On our first full day in the Lake Placid area, we decided to head over to Mt. Van Hoevenberg (hereafter Mt. Van H) which was the site of the 1980 Winter Olympics cross-country races (and bobsleigh/bobsled for 1932). There is a lovely story about the man for which Mt. Van Hoevenberg (oh all right sometimes I can spell it out) was named, Henry Van Hoevenberg, who loved the Adirondacks and fell in love with a woman named Josephine, at the top of Mt. Marcy. They decided right then and there to build a place on Heart Lake; unfortunately Josie died before the dream was realized but Henry went on to create a mecca for Adirondacks adventures and protect the surrounding areas. You can read the whole story here; I am not doing it justice.
My kids and husband have recently learned to cross-country (or Nordic) ski. You can read a past blog on the location where they learned to ski. With us were my stepson and his girlfriend (mid-20s) and they were new to cross country skiing–they had skied once on classic skis at Weston Ski Track, but were totally game for some time in the woods.
After the obligatory photo in the parking lot, my husband and the big kids disappeared to rent the equipment for the newbies and get trail passes. My kids shooshed off to practice on the straight-away in front of the lodge (this was once the finish line in the Olympics, I assume) and I headed over to the giant trail map. 50 kilometers of trails! Seriously, we were in heaven.
While I’m standing around looking at the map (and marveling that there are black diamond trails for cross-country skiers), a couple pulled in next to me breathing hard. Clearly some major skiers. So I asked them about the conditions and what they thought of the day. And they said “snow is great, but there are lots of people.” And I looked around and counted 12 people on the large open area, and a few people zooming in or out of the woods. And I said “clearly you have never been to the Weston Ski Track where this would be considered a totally sparse day.” And they gave me their pitying looks of the mega-athlete and shushed off. How do you spell shush? Doesn’t matter.
So when my husband came out of the lodge, he was shaking his head. Apparently this day was in fact a banner day for Mt. Van Hoevenberg (seriously, it is a lot of vowels, no?) and they had run out of classic skis and had to run down to the basement to find skate skis for the big kids to use. I still don’t really understand it because once we left the main stadium area, there just weren’t that many people.
After practicing a bit, we decided to get out on the green trails and do a loop. I can’t even describe the beauty of skiing through woods. Yes, there were a few people. It was hardly a traffic jam. Probably if we had gone to the intermediate or expert trails it would have been emptier still (and less possible to get ambulances to rescue the novice big kids. Fortunately they are both doctors and probably could set their own bones).

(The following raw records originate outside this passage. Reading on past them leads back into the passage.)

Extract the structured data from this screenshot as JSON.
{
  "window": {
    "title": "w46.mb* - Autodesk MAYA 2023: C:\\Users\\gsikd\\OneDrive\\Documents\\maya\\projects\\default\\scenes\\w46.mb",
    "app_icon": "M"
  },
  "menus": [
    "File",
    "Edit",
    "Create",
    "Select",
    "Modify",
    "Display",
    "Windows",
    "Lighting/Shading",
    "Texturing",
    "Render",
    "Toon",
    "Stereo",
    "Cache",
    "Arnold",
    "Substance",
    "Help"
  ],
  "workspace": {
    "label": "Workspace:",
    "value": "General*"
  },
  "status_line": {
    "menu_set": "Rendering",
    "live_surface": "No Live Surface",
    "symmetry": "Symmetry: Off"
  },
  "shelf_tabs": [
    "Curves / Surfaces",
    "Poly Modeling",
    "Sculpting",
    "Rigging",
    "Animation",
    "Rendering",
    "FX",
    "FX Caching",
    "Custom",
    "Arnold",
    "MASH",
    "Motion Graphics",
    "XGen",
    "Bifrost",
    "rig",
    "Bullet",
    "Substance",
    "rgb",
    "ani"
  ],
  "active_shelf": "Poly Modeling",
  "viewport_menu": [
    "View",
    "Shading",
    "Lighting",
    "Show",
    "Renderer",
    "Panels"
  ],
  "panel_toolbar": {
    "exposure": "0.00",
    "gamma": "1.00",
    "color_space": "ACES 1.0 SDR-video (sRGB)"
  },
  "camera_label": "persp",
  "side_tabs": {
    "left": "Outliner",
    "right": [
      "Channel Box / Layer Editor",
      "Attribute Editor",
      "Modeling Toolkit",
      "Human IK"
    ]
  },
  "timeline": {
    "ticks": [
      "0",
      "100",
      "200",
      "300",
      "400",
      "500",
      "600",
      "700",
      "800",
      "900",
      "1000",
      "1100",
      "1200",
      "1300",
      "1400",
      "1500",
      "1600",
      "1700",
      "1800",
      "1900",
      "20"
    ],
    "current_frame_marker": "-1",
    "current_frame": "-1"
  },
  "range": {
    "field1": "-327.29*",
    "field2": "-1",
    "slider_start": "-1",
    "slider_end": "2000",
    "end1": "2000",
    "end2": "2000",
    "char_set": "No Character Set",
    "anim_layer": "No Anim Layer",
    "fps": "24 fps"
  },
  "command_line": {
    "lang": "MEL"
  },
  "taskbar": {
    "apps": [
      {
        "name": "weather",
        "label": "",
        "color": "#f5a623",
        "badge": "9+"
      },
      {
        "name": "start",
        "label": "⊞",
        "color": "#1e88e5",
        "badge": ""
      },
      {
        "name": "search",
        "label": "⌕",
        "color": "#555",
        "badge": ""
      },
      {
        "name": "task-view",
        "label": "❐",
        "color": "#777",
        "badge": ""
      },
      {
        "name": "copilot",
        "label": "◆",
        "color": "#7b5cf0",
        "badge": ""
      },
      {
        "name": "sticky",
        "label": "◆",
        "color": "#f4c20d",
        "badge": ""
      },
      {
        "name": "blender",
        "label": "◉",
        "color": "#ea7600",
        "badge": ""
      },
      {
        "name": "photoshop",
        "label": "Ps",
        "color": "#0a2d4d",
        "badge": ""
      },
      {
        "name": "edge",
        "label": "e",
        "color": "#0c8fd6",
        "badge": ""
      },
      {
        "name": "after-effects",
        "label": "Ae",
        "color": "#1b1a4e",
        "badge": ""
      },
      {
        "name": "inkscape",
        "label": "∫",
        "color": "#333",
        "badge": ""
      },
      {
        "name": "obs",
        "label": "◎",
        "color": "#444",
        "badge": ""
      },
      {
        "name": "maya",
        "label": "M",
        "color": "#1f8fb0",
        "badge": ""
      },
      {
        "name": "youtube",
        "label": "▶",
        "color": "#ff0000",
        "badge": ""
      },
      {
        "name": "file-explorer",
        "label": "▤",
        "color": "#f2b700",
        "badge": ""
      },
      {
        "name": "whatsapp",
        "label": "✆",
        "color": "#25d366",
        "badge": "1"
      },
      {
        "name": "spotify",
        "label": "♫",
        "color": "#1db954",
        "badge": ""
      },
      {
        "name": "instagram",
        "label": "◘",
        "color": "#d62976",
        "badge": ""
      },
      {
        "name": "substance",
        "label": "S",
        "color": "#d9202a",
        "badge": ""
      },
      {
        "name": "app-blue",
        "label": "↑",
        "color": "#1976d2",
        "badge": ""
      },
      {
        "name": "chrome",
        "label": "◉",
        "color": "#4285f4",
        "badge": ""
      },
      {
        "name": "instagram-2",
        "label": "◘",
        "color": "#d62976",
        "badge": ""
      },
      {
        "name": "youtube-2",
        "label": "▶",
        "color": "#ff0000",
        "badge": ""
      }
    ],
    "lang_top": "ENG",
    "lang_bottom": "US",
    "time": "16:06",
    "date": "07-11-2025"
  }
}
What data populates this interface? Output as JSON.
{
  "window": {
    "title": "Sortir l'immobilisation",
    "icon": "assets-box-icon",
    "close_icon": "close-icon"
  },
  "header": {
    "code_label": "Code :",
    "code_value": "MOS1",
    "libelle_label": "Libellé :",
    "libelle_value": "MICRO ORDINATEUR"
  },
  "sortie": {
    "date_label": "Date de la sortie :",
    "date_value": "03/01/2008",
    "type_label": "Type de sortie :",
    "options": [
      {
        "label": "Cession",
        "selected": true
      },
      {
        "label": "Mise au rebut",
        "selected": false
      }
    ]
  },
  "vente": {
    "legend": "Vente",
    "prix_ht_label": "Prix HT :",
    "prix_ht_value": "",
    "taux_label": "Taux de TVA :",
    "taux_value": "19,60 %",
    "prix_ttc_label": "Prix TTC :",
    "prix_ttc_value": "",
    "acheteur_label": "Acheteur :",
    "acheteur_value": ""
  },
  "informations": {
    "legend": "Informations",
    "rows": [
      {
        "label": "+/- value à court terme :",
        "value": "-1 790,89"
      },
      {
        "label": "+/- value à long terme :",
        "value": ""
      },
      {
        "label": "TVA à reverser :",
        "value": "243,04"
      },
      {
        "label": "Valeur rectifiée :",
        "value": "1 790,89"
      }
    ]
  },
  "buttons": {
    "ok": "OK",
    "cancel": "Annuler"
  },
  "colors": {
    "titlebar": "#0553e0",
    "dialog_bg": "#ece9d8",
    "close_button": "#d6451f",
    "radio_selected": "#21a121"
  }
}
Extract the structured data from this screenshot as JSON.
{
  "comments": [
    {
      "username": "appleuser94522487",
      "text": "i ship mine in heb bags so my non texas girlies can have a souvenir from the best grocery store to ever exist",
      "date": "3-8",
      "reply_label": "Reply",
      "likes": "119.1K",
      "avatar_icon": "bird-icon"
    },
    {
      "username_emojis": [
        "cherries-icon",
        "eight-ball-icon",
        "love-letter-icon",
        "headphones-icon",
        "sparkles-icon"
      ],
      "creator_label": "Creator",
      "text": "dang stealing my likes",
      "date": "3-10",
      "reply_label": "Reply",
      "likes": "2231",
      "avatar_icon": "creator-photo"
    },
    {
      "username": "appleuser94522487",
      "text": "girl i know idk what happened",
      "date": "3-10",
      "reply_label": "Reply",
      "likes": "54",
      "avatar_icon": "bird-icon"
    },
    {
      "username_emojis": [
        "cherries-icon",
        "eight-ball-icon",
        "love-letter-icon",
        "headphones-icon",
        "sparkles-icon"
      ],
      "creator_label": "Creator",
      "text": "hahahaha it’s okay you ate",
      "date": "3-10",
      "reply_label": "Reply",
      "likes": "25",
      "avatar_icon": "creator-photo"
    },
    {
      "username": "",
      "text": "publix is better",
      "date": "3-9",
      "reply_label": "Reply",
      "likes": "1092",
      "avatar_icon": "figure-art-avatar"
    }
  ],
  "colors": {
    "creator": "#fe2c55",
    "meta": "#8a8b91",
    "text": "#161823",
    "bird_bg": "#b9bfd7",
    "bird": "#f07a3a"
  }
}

Back from our first loop, one of my sons and I decided to try out a snowshoe trail, which technically was not for us as it looped sharply around rocks and trees. Didn’t matter; we laughed as we curved around the deserted trail. The snowshoers we met were less impressed with us, but we weren’t the first or last to use that trail–there was many a ski mark.
We all met up at the knotted-pine and welcoming Josie’s Cabin, named for the tragic Josephine (Henry VH’s main squeeze). There is nothing like a ski-in lodge. Nothing. Huge fire pit outside with rocks to sit on–one intrepid family had brought their own marshmallows to roast (note for next time)–but we went in for some hot chili and Belgian waffles with Nutella. The place put every other ski lodge to shame–great chili, freshly made waffles, no crap. Love.
If you are not a skier, rent some snowshoes and go for a hike. If you are a skier, I just found heaven for you. You’re welcome.